Categorie archieven: Deel 9. Verbannen liefde

113. Zeventig jaar vloek en zegen

Zeventig jaar ballingschap vereffende zeventig verwaarloosde sabbatsjaren—een zegen voor het land en de armen

Eerlijk delen is moeilijk. Het zit van nature niet in ons hart besloten. Maar als onze ouders vroeger in de gaten kregen dat we alleen aan onszelf dachten en de kleintjes op geniepige manieren snoepjes of andere zaken ontfutselden of voor hen achterhielden, spraken ze ons daar direct op aan. En als we niet goedschiks ieder het zijne gunden, dan maar kwaadschiks.

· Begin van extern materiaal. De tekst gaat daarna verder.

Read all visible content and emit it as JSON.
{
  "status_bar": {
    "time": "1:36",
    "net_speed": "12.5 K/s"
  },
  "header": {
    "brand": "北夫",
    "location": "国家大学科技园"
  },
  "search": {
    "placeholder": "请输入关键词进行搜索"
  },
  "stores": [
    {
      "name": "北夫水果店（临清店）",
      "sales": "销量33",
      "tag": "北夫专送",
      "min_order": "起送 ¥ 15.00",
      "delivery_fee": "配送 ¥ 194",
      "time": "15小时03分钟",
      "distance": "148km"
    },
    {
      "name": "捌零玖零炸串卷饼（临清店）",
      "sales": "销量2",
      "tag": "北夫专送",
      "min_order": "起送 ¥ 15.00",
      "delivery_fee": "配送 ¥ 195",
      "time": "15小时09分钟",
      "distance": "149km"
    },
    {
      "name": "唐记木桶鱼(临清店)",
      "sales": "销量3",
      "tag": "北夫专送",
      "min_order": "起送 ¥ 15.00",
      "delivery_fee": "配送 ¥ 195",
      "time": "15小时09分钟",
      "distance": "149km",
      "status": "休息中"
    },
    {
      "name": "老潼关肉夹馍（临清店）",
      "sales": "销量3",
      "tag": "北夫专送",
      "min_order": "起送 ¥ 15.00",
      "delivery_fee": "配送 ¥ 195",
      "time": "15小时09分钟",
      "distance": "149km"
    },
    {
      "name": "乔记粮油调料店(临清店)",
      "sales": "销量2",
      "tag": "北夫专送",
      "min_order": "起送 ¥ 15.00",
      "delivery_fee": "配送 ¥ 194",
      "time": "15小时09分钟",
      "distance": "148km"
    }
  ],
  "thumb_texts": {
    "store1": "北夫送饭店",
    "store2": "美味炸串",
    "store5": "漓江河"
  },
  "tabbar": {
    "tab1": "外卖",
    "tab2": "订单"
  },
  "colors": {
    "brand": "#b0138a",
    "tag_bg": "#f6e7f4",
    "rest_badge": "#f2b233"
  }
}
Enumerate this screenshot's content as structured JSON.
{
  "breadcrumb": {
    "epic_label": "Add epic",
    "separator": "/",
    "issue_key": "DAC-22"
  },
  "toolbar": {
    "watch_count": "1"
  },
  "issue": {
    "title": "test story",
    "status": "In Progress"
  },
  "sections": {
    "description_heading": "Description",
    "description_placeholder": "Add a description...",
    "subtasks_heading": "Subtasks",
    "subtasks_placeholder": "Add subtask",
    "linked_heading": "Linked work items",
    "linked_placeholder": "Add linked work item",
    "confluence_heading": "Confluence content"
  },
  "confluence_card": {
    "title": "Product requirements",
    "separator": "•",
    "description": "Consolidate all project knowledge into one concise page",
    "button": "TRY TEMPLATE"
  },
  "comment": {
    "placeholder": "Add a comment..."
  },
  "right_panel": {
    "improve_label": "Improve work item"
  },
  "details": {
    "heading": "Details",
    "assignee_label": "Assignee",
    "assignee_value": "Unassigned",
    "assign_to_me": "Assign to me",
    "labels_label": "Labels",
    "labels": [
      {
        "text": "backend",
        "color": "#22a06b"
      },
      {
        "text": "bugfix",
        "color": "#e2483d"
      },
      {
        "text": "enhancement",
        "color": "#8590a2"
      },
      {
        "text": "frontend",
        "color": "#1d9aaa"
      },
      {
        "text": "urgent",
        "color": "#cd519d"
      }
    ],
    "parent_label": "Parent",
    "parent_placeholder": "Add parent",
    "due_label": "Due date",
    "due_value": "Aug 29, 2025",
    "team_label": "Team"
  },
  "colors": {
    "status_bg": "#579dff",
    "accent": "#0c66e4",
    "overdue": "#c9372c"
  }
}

David besteeg de troon rond 1011 voor Christus en zijn nazaten regeerden tot 586 voor Christus. Toen werd Jeruzalem volledig verwoest. Er waren dan nog wel nakomelingen van David, maar er was simpelweg geen troon meer om te bestijgen. Ze regeerden dus zo’n 425 jaar lang. Nog voordat Jeruzalem viel, sprak God hen door Jeremia aan op een verwaarloosd gebod:

Dit zegt de HEER, de God van Israël: Nadat ik jullie voorouders uit de slavernij in Egypte had bevrijd, sloot ik een verbond met hen, waarin ik bepaalde: ‘Elk zevende jaar moeten jullie de Hebreeuwse mannen en vrouwen die zich als slaaf aan jullie verkocht hebben, vrijlaten. Zij moeten jullie zes jaar dienen, daarna moeten jullie hun de vrijheid teruggeven.’ Maar jullie voorouders luisterden niet naar mij, ze hebben mij niet gehoorzaamd. Dat deden jullie aanvankelijk wel. Door een algehele vrijlating af te kondigen hebben jullie gedaan wat goed is in mijn ogen. Jullie zijn ten overstaan van mij, in de tempel waaraan mijn naam verbonden is, die verplichting aangegaan. Maar toen kwamen jullie erop terug. Jullie hebben mijn naam te schande gemaakt door je slaven en slavinnen terug te halen. Eerst lieten jullie hen gaan en waren ze vrij, maar later onderwierpen jullie hen weer.1

Het echte herstel van het sabbatsjaar hadden ze dus niet doorgezet. In de Davidische bestuursperiode had het volk zeventig sabbatsjaren overgeslagen. Aan lager wal geraakte Israëlieten waren daardoor uitgebuit, omdat ze nooit vrijkwamen. De armen hadden nooit de kans gehad vrij van het land te eten. De akkers hadden al die tijd geen gelegenheid gekregen zich te herstellen. De armen en de grond van Juda waren tot op het bot uitgemergeld, volledig tegen Gods opzet in.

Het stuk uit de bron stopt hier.